Poco::RemotingNG::TCP

class SCRAMAuthenticator

File Information

Library: RemotingNG/TCP
Package: TCP
Header: Poco/RemotingNG/TCP/SCRAMAuthenticator.h

Description

This abstract Authenticator implementation provides the SCRAM-SHA-1 (Salted Challenge Response Authentication Mechanism with SHA-1) authentication mechanism.

SCRAM specifies the authentication message exchange between the client and the server. It uses the PBKDF2 algorithm from the Public-Key Cryptography Standards (PKCS) and has the following features:

  • The password is never transmitted in plain text, only a hash of the password is transmitted from client to server.
  • The server does not need to store the passwords in plain text (or encrypted); salted hashes of the passwords are sufficient.
  • The protocol allows for authenticating the client against the server and also authenticating the server against the client.

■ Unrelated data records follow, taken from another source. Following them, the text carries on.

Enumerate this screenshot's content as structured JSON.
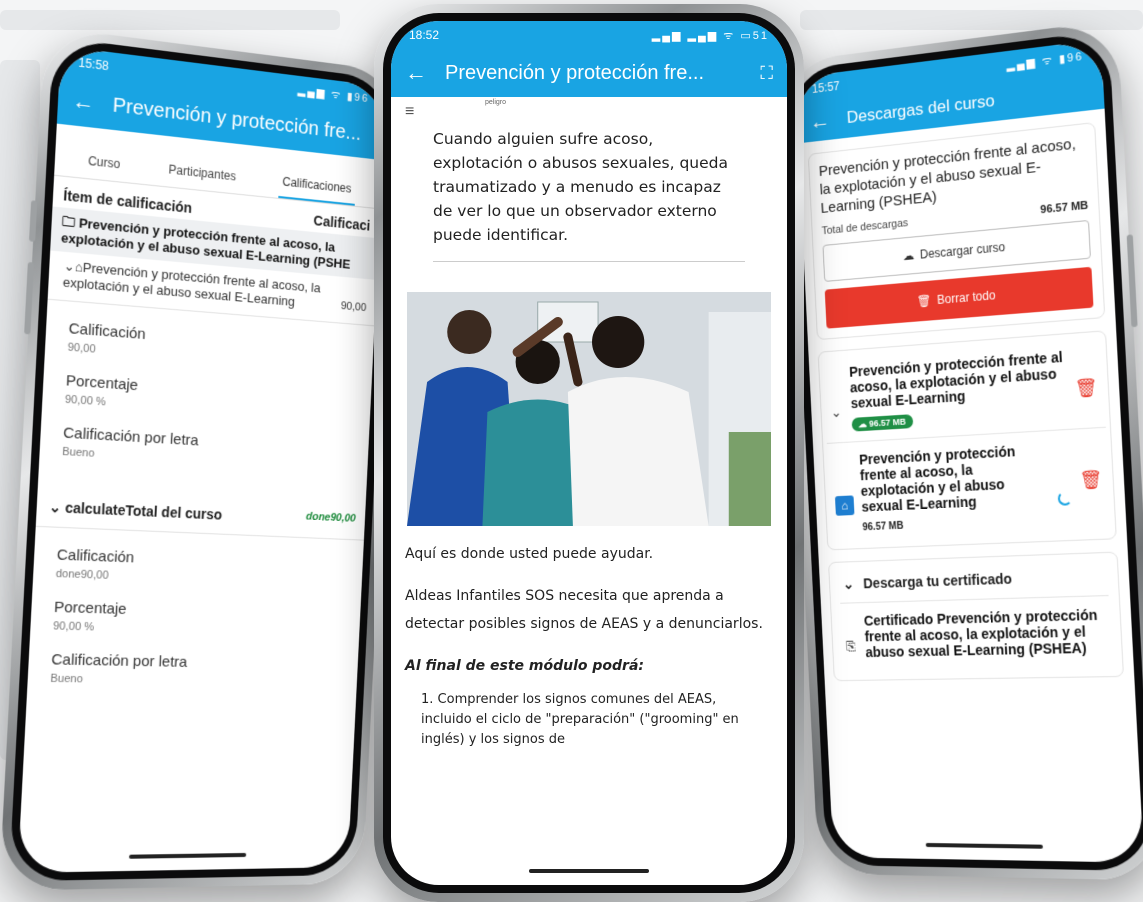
{
  "left": {
    "status_time": "15:58",
    "status_icons": "▂▄▆ ᯤ ▮96",
    "title": "Prevención y protección fre...",
    "tabs": [
      "Curso",
      "Participantes",
      "Calificaciones"
    ],
    "grade_header": {
      "item": "Ítem de calificación",
      "grade": "Calificaci"
    },
    "category": "Prevención y protección frente al acoso, la explotación y el abuso sexual E-Learning (PSHE",
    "item": {
      "label": "Prevención y protección frente al acoso, la explotación y el abuso sexual E-Learning",
      "value": "90,00"
    },
    "fields1": [
      {
        "label": "Calificación",
        "value": "90,00"
      },
      {
        "label": "Porcentaje",
        "value": "90,00 %"
      },
      {
        "label": "Calificación por letra",
        "value": "Bueno"
      }
    ],
    "total": {
      "label": "calculateTotal del curso",
      "value": "done90,00"
    },
    "fields2": [
      {
        "label": "Calificación",
        "value": "done90,00"
      },
      {
        "label": "Porcentaje",
        "value": "90,00 %"
      },
      {
        "label": "Calificación por letra",
        "value": "Bueno"
      }
    ]
  },
  "center": {
    "status_time": "18:52",
    "status_icons": "▂▄▆ ▂▄▆ ᯤ ▭51",
    "title": "Prevención y protección fre...",
    "tiny_word": "peligro",
    "quote": "Cuando alguien sufre acoso, explotación o abusos sexuales, queda traumatizado y a menudo es incapaz de ver lo que un observador externo puede identificar.",
    "p1": "Aquí es donde usted puede ayudar.",
    "p2": "Aldeas Infantiles SOS necesita que aprenda a detectar posibles signos de AEAS y a denunciarlos.",
    "subheading": "Al final de este módulo podrá:",
    "list_item": "1. Comprender los signos comunes del AEAS, incluido el ciclo de \"preparación\" (\"grooming\" en inglés) y los signos de"
  },
  "right": {
    "status_time": "15:57",
    "status_icons": "▂▄▆ ᯤ ▮96",
    "title": "Descargas del curso",
    "course_title": "Prevención y protección frente al acoso, la explotación y el abuso sexual E-Learning (PSHEA)",
    "total_label": "Total de descargas",
    "total_size": "96.57 MB",
    "download_button": "Descargar curso",
    "delete_button": "Borrar todo",
    "module1": {
      "title": "Prevención y protección frente al acoso, la explotación y el abuso sexual E-Learning",
      "badge": "96.57 MB"
    },
    "module2": {
      "title": "Prevención y protección frente al acoso, la explotación y el abuso sexual E-Learning",
      "size": "96.57 MB"
    },
    "cert_header": "Descarga tu certificado",
    "cert_title": "Certificado Prevención y protección frente al acoso, la explotación y el abuso sexual E-Learning (PSHEA)"
  },
  "colors": {
    "appbar": "#19a4e3",
    "delete": "#e8392c",
    "badge": "#1f8f45"
  }
}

Since the Remoting framework does not provide user account and password storage, this class must be subclassed and the following methods must be implemented:

Inheritance

Direct Base Classes: Poco::RemotingNG::Authenticator

All Base Classes: Poco::RefCountedObject, Poco::RemotingNG::Authenticator

Member Summary

Member Functions: authenticate, computeClientProof, computeServerSignature, createNonce, digestToBinaryString, digestToHexString, hashForUser, newConversationID, saltForUser

Inherited Functions: authenticate, duplicate, referenceCount, release

Nested Classes

struct Conversation protected

 

Types Aliases

ConversationCache protected

using ConversationCache = Poco::ExpireCache < Poco::UInt32, Conversation >;

Ptr

using Ptr = Poco::AutoPtr < SCRAMAuthenticator >;

Enumerations

State protected

STATE_INIT

STATE_START

STATE_CLIENT_AUTH

Constructors

SCRAMAuthenticator

SCRAMAuthenticator();

Creates the SCRAMAuthenticator.

Destructor

~SCRAMAuthenticator virtual

~SCRAMAuthenticator();

Destroys the SCRAMAuthenticator.

Member Functions

authenticate virtual

AuthenticateResult authenticate(
    const Credentials & credentials,
    Poco::UInt32 conversationID
);

See also: Poco::RemotingNG::Authenticator::authenticate()

computeClientProof static

static std::string computeClientProof(
    const std::string & username,
    const std::string & clientNonce,
    const std::string & salt,
    int iterations,
    const std::string & saltedPassword,
    const std::string & serverNonce,
    std::string & clientAuthMessage
);

computeServerSignature static

static std::string computeServerSignature(
    const std::string & saltedPassword,
    const std::string & clientAuthMessage
);

createNonce static

static std::string createNonce();

digestToBinaryString static

static std::string digestToBinaryString(
    Poco::DigestEngine & engine
);

digestToHexString static

static std::string digestToHexString(
    Poco::DigestEngine & engine
);

hashForUser protected virtual

virtual std::string hashForUser(
    const std::string & username
) = 0;

Returns the PBKDF2-hashed password for the given user.

Note that the returned string must contain the raw bytes of the hash, not the hex-encoded or base64-encoded hash.

newConversationID protected

Poco::UInt32 newConversationID();

Generates a new Conversation ID.

saltForUser protected virtual

virtual std::string saltForUser(
    const std::string & username,
    int & iterations
) = 0;

Returns the salt for hashing the given user's password, as well as the number of iterations for the PBKDF2 algorithm.

Returns an empty string if the user does not exist.